With just over a month to go before the controversial waste levy takes effect in Mount Isa, Council is urging commercial operators and businesses to start separating waste loads before taking them to the Waste Management Facility.
The levy kicks in on July 1 and affects landfill operators (local councils and private businesses) who will pay the levy to the Queensland government based on the amount of waste disposed of to landfill.
The government has left it up to councils and other landfill operators to determine how the levy is passed through to customers and Mount Isa City Council Director of Compliance and Utilities Services Jake Hart said businesses should getting into the habit of separating waste loads as often as possible.
"By doing this, commercial operators may end up paying significantly less of a waste levy charge than if they brought in a mixed load," Mr Hart said.
"For instance, green waste - such as lawn clippings or tree cuttings - will attract a lower levy amount than industrial or commercial waste, or demolition and construction waste, and so should, wherever possible, be separated from these."
Council said recyclables such as metals, e-waste, batteries and clean cardboard will not attract the Waste Levy at the facility and Mayor Joyce McCulloch said they were committed to minimise the impact of the levy.
"While the levy was forced upon this Council by the State Government, we are determined that it will not directly impact on residential ratepayers," Cr McCulloch said.
"Those who bring residential self-hauled rubbish to the facility will only have to pay the normal gate fee and nothing more."
The North West Star has asked Council for further details around what charges will be passed on to businesses from July 1.
Council unsuccessfully argued to be excluded from the levy due to the remoteness of Mount Isa and the volume of waste generated.
Environment minister Leeanne Enoch rejected criticism saying the levy was agreed with the LGAQ and Mount Isa was late in applying to the $5 million Levy Ready Grant Program.

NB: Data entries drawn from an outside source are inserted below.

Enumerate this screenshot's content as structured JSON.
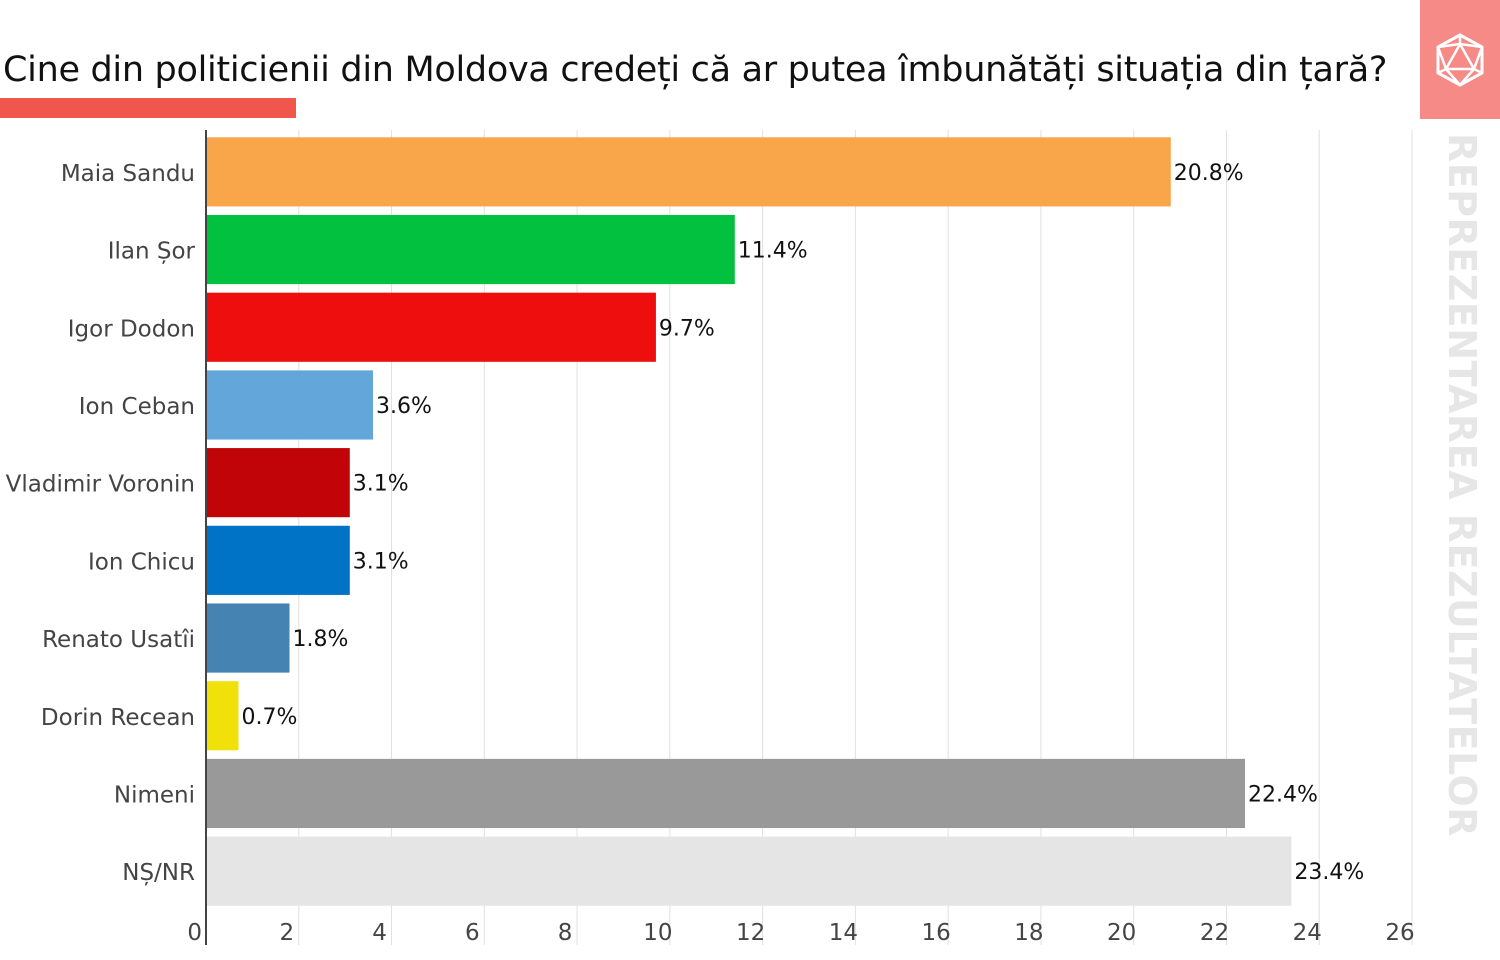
{
  "title": "Cine din politicienii din Moldova credeți că ar putea îmbunătăți situația din țară?",
  "side_label": "REPREZENTAREA REZULTATELOR",
  "colors": {
    "accent": "#f0564c",
    "logo_bg": "#f58a87",
    "grid": "#e0e0e0",
    "axis": "#444444"
  },
  "chart_data": {
    "type": "bar",
    "orientation": "horizontal",
    "title": "Cine din politicienii din Moldova credeți că ar putea îmbunătăți situația din țară?",
    "xlabel": "",
    "ylabel": "",
    "xlim": [
      0,
      26
    ],
    "xticks": [
      0,
      2,
      4,
      6,
      8,
      10,
      12,
      14,
      16,
      18,
      20,
      22,
      24,
      26
    ],
    "grid": true,
    "categories": [
      "Maia Sandu",
      "Ilan Șor",
      "Igor Dodon",
      "Ion Ceban",
      "Vladimir Voronin",
      "Ion Chicu",
      "Renato Usatîi",
      "Dorin Recean",
      "Nimeni",
      "NȘ/NR"
    ],
    "values": [
      20.8,
      11.4,
      9.7,
      3.6,
      3.1,
      3.1,
      1.8,
      0.7,
      22.4,
      23.4
    ],
    "value_labels": [
      "20.8%",
      "11.4%",
      "9.7%",
      "3.6%",
      "3.1%",
      "3.1%",
      "1.8%",
      "0.7%",
      "22.4%",
      "23.4%"
    ],
    "bar_colors": [
      "#f9a54a",
      "#02c13e",
      "#ef0e0e",
      "#63a7da",
      "#c10407",
      "#0073c7",
      "#4584b2",
      "#f1e10b",
      "#999999",
      "#e5e5e5"
    ]
  }
}
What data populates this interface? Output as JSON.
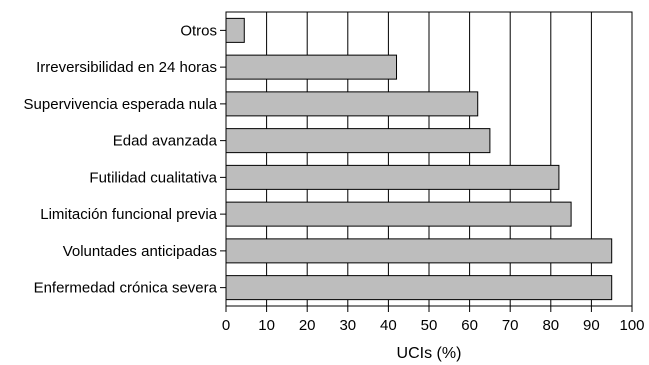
{
  "chart_data": {
    "type": "bar",
    "orientation": "horizontal",
    "categories": [
      "Otros",
      "Irreversibilidad en 24 horas",
      "Supervivencia esperada nula",
      "Edad avanzada",
      "Futilidad cualitativa",
      "Limitación funcional previa",
      "Voluntades anticipadas",
      "Enfermedad crónica severa"
    ],
    "values": [
      4.5,
      42,
      62,
      65,
      82,
      85,
      95,
      95
    ],
    "xlabel": "UCIs (%)",
    "xlim": [
      0,
      100
    ],
    "xticks": [
      "0",
      "10",
      "20",
      "30",
      "40",
      "50",
      "60",
      "70",
      "80",
      "90",
      "100"
    ],
    "grid": "vertical",
    "colors": {
      "bar_fill": "#bdbdbd",
      "bar_stroke": "#000000",
      "grid": "#000000"
    }
  }
}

"The Queensland Government is providing councils - like Mount Isa - with advance payments to ensure they do not have to pass on the cost to ratepayers," Ms Enoch said.

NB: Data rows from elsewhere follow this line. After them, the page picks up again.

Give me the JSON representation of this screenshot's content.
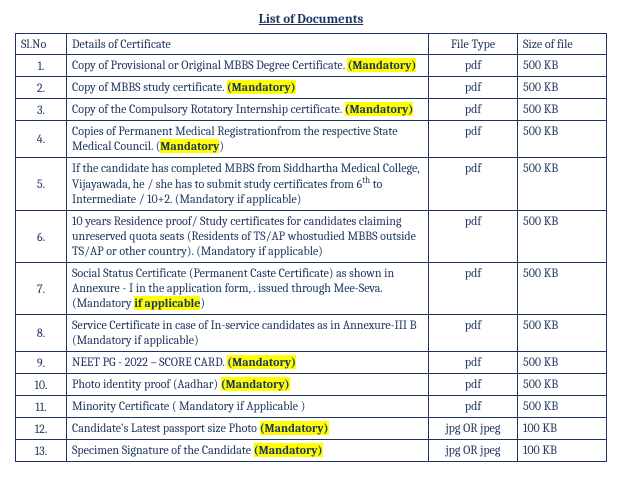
{
  "title": "List of Documents",
  "headers": {
    "slno": "Sl.No",
    "details": "Details of Certificate",
    "filetype": "File Type",
    "size": "Size of file"
  },
  "rows": [
    {
      "slno": "1.",
      "pre": "Copy of Provisional or Original MBBS Degree Certificate. ",
      "hl": "(Mandatory)",
      "post": "",
      "filetype": "pdf",
      "size": "500 KB"
    },
    {
      "slno": "2.",
      "pre": "Copy of MBBS study certificate. ",
      "hl": "(Mandatory)",
      "post": "",
      "filetype": "pdf",
      "size": "500 KB"
    },
    {
      "slno": "3.",
      "pre": "Copy of the Compulsory Rotatory Internship certificate. ",
      "hl": "(Mandatory)",
      "post": "",
      "filetype": "pdf",
      "size": "500 KB"
    },
    {
      "slno": "4.",
      "pre": "Copies of  Permanent Medical Registrationfrom the respective State Medical Council. (",
      "hl": "Mandatory",
      "post": ")",
      "filetype": "pdf",
      "size": "500 KB"
    },
    {
      "slno": "5.",
      "pre": "If the candidate has  completed MBBS from Siddhartha Medical College, Vijayawada, he / she has to submit study certificates from 6",
      "sup": "th",
      "pre2": " to Intermediate / 10+2. (Mandatory if applicable)",
      "hl": "",
      "post": "",
      "filetype": "pdf",
      "size": "500 KB"
    },
    {
      "slno": "6.",
      "pre": "10 years Residence proof/ Study certificates for candidates claiming unreserved quota seats (Residents of TS/AP whostudied MBBS outside TS/AP or  other country). (Mandatory if applicable)",
      "hl": "",
      "post": "",
      "filetype": "pdf",
      "size": "500 KB"
    },
    {
      "slno": "7.",
      "pre": "Social Status Certificate (Permanent Caste Certificate) as shown in Annexure - I in the application form, . issued through Mee-Seva. (Mandatory ",
      "hl": "if applicable",
      "post": ")",
      "filetype": "pdf",
      "size": "500 KB"
    },
    {
      "slno": "8.",
      "pre": "Service Certificate in case of In-service candidates as in Annexure-III B (Mandatory if applicable)",
      "hl": "",
      "post": "",
      "filetype": "pdf",
      "size": "500 KB"
    },
    {
      "slno": "9.",
      "pre": "NEET PG - 2022 – SCORE CARD. ",
      "hl": "(Mandatory)",
      "post": "",
      "filetype": "pdf",
      "size": "500 KB"
    },
    {
      "slno": "10.",
      "pre": "Photo identity proof (Aadhar) ",
      "hl": "(Mandatory)",
      "post": "",
      "filetype": "pdf",
      "size": "500 KB"
    },
    {
      "slno": "11.",
      "pre": "Minority Certificate ( Mandatory if Applicable )",
      "hl": "",
      "post": "",
      "filetype": "pdf",
      "size": "500 KB"
    },
    {
      "slno": "12.",
      "pre": "Candidate's Latest passport size Photo ",
      "hl": "(Mandatory)",
      "post": "",
      "filetype": "jpg OR jpeg",
      "size": "100 KB"
    },
    {
      "slno": "13.",
      "pre": "Specimen Signature of the Candidate ",
      "hl": "(Mandatory)",
      "post": "",
      "filetype": "jpg OR jpeg",
      "size": "100 KB"
    }
  ]
}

Council now says this is an ideal time for businesses to conduct clean-ups and take anything they no longer need to the tip before the levy is implemented and there was another waste amnesty weekend planned for residential rubbish on the weekend of June 1 and 2.
Rubbish accepted includes whitegoods, greenwaste, mattresses, scrap furniture, timber products, tyres (up to four per household), engine oil, batteries, rubble and general junk.
The first waste amnesty in March saw 700 locals dispose of 123 tonnes of rubbish at the facility for free.
The facility is open from 7.30am to 4.45pm, seven days a week.